Is there statistical evidence, from a random sample of potential customers, to support the hypothesis that more than 10% of the potential customers will purchase a new product?
The manager of a department store is interested in the cost effectiveness of establishing a new billing system for the store’s credit customers. After a careful analysis, she determines that the new system is justified only if the mean monthly account size is more than $170 . The manager wishes to find out if there is sufficient statistical support for this.
The manager takes a random sample of 400 monthly accounts. The sample mean turns out to be $178. Historical data indicate that the standard deviation of monthly accounts is about $65.
Observe that what we are trying to find out is whether or not there is sufficient support for the hypothesis that the mean monthly accounts are “more than $170.” The standard procedure is then to let \(\mu > 170\) be the alternative hypothesis. For this reason, the alternative hypothesis is also often referred to as the research hypothesis.

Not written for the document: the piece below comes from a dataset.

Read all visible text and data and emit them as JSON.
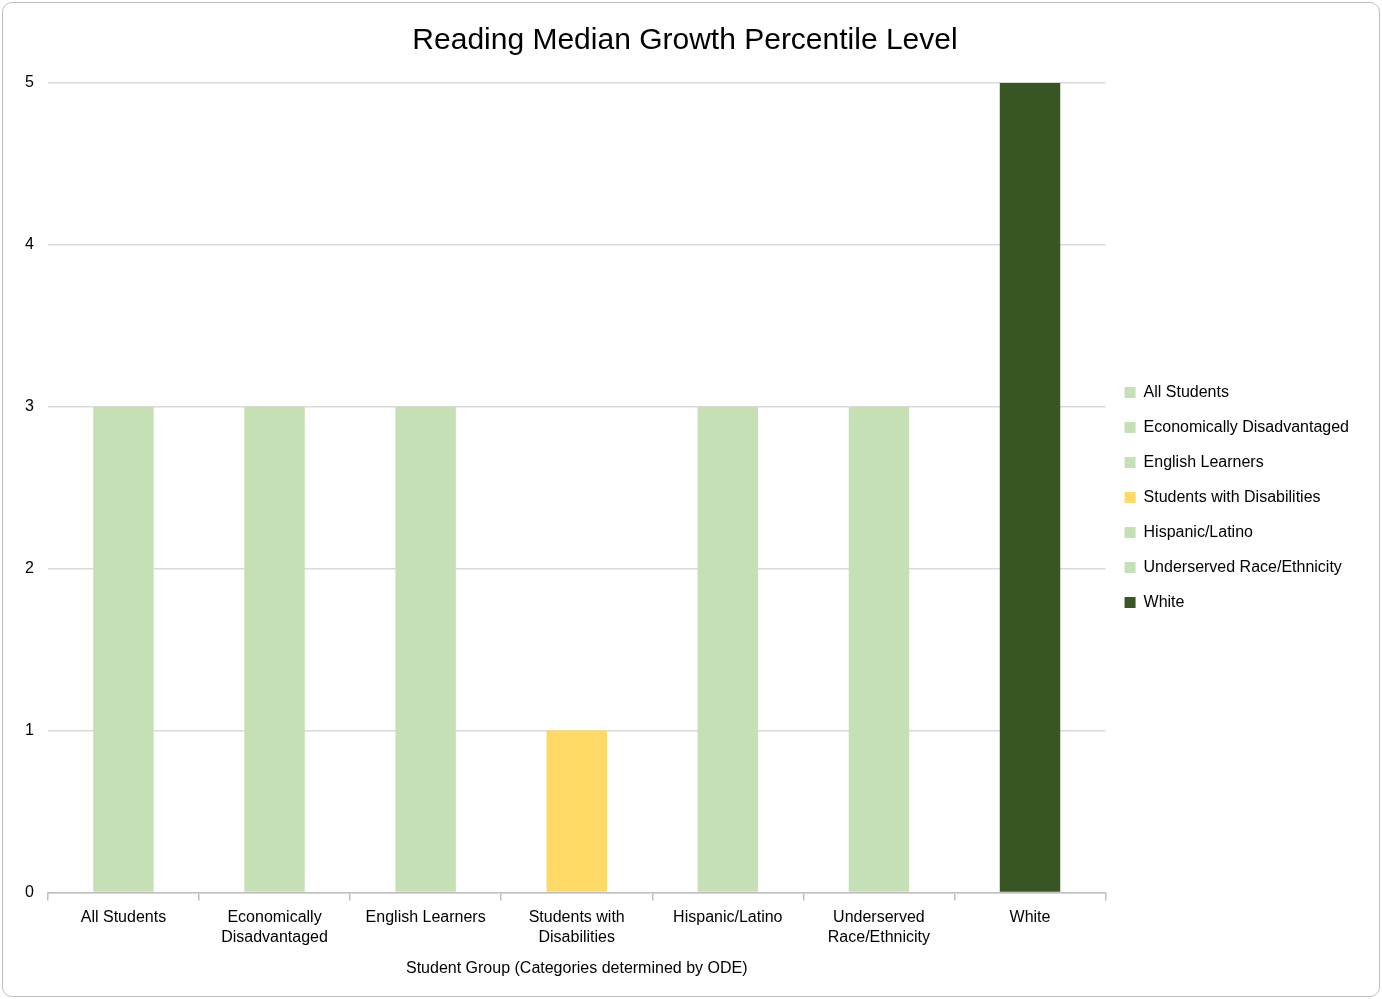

It follows that the null hypothesis should be defined as \(\mu = 170\). Note that we do not use \(\mu ≤ 170\) as the null hypothesis; this is because the null hypothesis must be precise enough for us to determine a “unique” sampling distribution. The choice \(\mu = 170\) also gives \(H_0\), our favored assumption, the least probability of being rejected.
Thus,
\(H_0 : \mu = 170\)
\(H_1 : \mu > 170\)
where \(H_1\) is what we want to determine and \(H_0\) specifies a single value for the parameter of interest.
Clearly, if the sample mean is “large” relative to 170, i.e., if
\(X > \bar{X_L}\), for a suitably-chosen control limit \(\bar{X_L}\), then we should reject the null hypothesis in favor of the alternative. Pictorially, this means that for a given \(\alpha\), we wish to find \(\bar{X_L}\), such that:
Fig. 14.1
Formally, from the central limit theorem, we know that if our null hypothesis is true, i.e., if \(\mu = 170\), then
\(P(\bar{X_L} \leq 170 + z_{\alpha}\dfrac{\sigma}{\sqrt{n}})\),
then
\(P(X > \bar{X_L}) = \alpha\) and the rejection region is the interval
$ ({X_L}, )$.
For \(\alpha = 0.05\), we have
\(\bar{X_L}=170 + 1.645 \cdot \dfrac{65}{\sqrt{400}}=175.34.\)
Since the observed sample mean \(\bar{X} = 178\) is greater than 175.34, we reject the null hypothesis in favor of the research hypothesis (which is what we are investigating). In other words, statistical evidence suggests that the installation of the new billing system will be cost effective.